If you miss a long breakout and it starts retracing, you can just enter a trailing buy stop and enter when the stop gets hit. Do it backwatds with a trailing sell stop for the short side.Quote from Girlpower:
I seem to be up late again...
Ok Guys. Something I've picked up on is the question of retracements being better entry points, so I've pulled up some charts and been looking back.
It seems to me that there could be something in that, but rather as a sepparate strategy. the problems as I see it is that there is too much of a trade off between
1) A break following through and missing it completely because your waiting or having to join it at a higher level than you would otherwise have done.
2) It being a reversal and finding yourself taking the opposite position in the market (thus creating a loss)
3) It sticking and being more profitable than the original trade would have been.

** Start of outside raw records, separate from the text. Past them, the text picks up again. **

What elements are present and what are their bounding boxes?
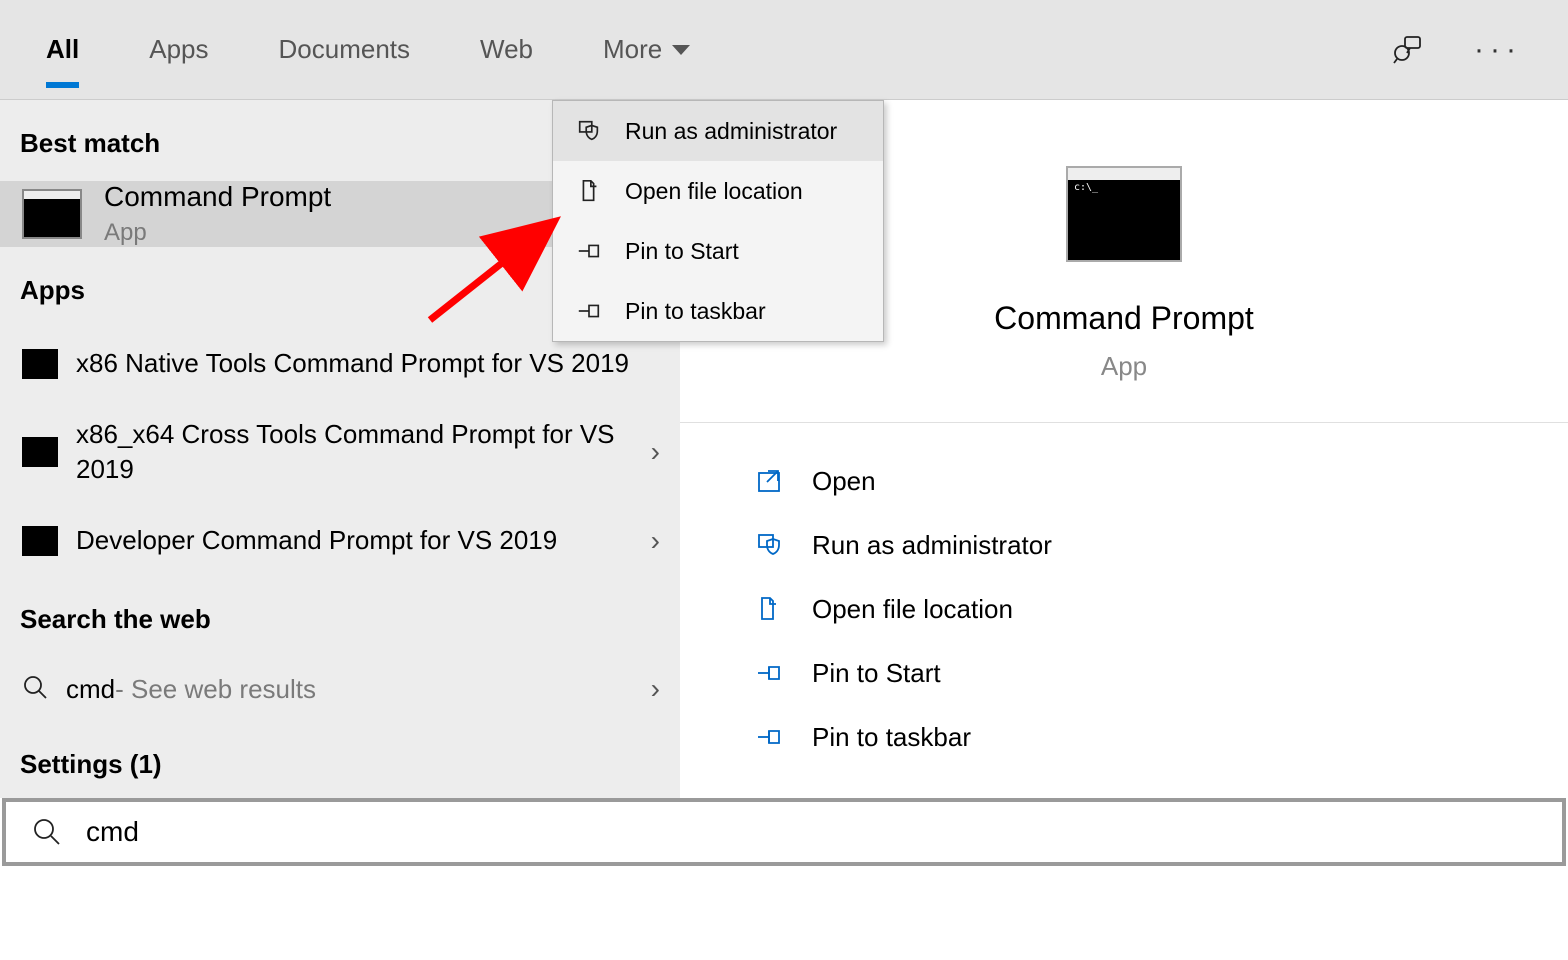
ctx-label: Open file location — [625, 178, 803, 205]
action-pin-taskbar[interactable]: Pin to taskbar — [754, 705, 1568, 769]
action-open-location[interactable]: Open file location — [754, 577, 1568, 641]
app-label: x86 Native Tools Command Prompt for VS 2… — [76, 346, 660, 381]
command-prompt-icon — [22, 437, 58, 467]
pin-icon — [575, 297, 603, 325]
ctx-pin-start[interactable]: Pin to Start — [553, 221, 883, 281]
app-label: Developer Command Prompt for VS 2019 — [76, 523, 641, 558]
context-menu: Run as administrator Open file location … — [552, 100, 884, 342]
pin-icon — [754, 722, 784, 752]
more-options-icon[interactable]: ··· — [1474, 33, 1522, 67]
action-run-admin[interactable]: Run as administrator — [754, 513, 1568, 577]
chevron-right-icon: › — [651, 673, 660, 705]
action-label: Open — [812, 466, 876, 497]
tab-more-label: More — [603, 34, 662, 65]
command-prompt-icon — [22, 349, 58, 379]
search-filter-tabs: All Apps Documents Web More ··· — [0, 0, 1568, 100]
search-web-header: Search the web — [0, 576, 680, 657]
search-input[interactable] — [84, 815, 1562, 849]
open-icon — [754, 466, 784, 496]
preview-subtitle: App — [1101, 351, 1147, 382]
action-label: Open file location — [812, 594, 1013, 625]
ctx-label: Pin to Start — [625, 238, 739, 265]
command-prompt-icon — [22, 526, 58, 556]
chevron-right-icon: › — [651, 525, 660, 557]
shield-icon — [575, 117, 603, 145]
shield-icon — [754, 530, 784, 560]
ctx-label: Run as administrator — [625, 118, 837, 145]
search-icon — [32, 817, 62, 847]
web-term: cmd — [66, 674, 115, 705]
action-label: Pin to Start — [812, 658, 941, 689]
ctx-label: Pin to taskbar — [625, 298, 766, 325]
action-open[interactable]: Open — [754, 449, 1568, 513]
preview-title: Command Prompt — [994, 300, 1254, 337]
pin-icon — [575, 237, 603, 265]
folder-icon — [575, 177, 603, 205]
best-match-title: Command Prompt — [104, 181, 331, 213]
tab-documents[interactable]: Documents — [279, 0, 411, 100]
tab-all[interactable]: All — [46, 0, 79, 100]
command-prompt-icon — [22, 189, 82, 239]
feedback-icon[interactable] — [1390, 33, 1424, 67]
web-search-item[interactable]: cmd - See web results › — [0, 657, 680, 721]
pin-icon — [754, 658, 784, 688]
best-match-subtitle: App — [104, 219, 331, 247]
search-bar[interactable] — [2, 798, 1566, 866]
settings-header: Settings (1) — [0, 721, 680, 802]
ctx-run-admin[interactable]: Run as administrator — [553, 101, 883, 161]
tab-apps[interactable]: Apps — [149, 0, 208, 100]
action-label: Pin to taskbar — [812, 722, 971, 753]
web-suffix: - See web results — [115, 674, 316, 705]
tab-more[interactable]: More — [603, 0, 690, 100]
action-pin-start[interactable]: Pin to Start — [754, 641, 1568, 705]
app-item-x86-x64-cross[interactable]: x86_x64 Cross Tools Command Prompt for V… — [0, 399, 680, 505]
app-item-developer[interactable]: Developer Command Prompt for VS 2019 › — [0, 505, 680, 576]
search-icon — [22, 674, 48, 705]
command-prompt-icon — [1066, 166, 1182, 262]
action-label: Run as administrator — [812, 530, 1052, 561]
app-label: x86_x64 Cross Tools Command Prompt for V… — [76, 417, 641, 487]
chevron-right-icon: › — [651, 436, 660, 468]
ctx-open-location[interactable]: Open file location — [553, 161, 883, 221]
folder-icon — [754, 594, 784, 624]
ctx-pin-taskbar[interactable]: Pin to taskbar — [553, 281, 883, 341]
tab-web[interactable]: Web — [480, 0, 533, 100]
chevron-down-icon — [672, 45, 690, 55]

So what I'm asking is basically for some ideas that will help me to put a strategy together that will have a good probability of success, that can run independantly of any other strategy. (obviously this requires commiting more of the fund than I currently do, but there is nothing wrong with having several strategies on the go at the same time...)
Natalie
Also, 61.8% retracement is the last stop. Anything farther than that is probably a full blown reversal. So entering at 61.8 is considered a low risk point, because if it gets taken out you don't want it anyway.
You are going to get screwed if you try to trade both breakouts and retracements. One or the other. The secret to simplicity is consistency.
The system doesn't make money, the market does. Keep switching systems and you can hit every wrong turn.
The system starts with you. It's within you. You build the system around who you are.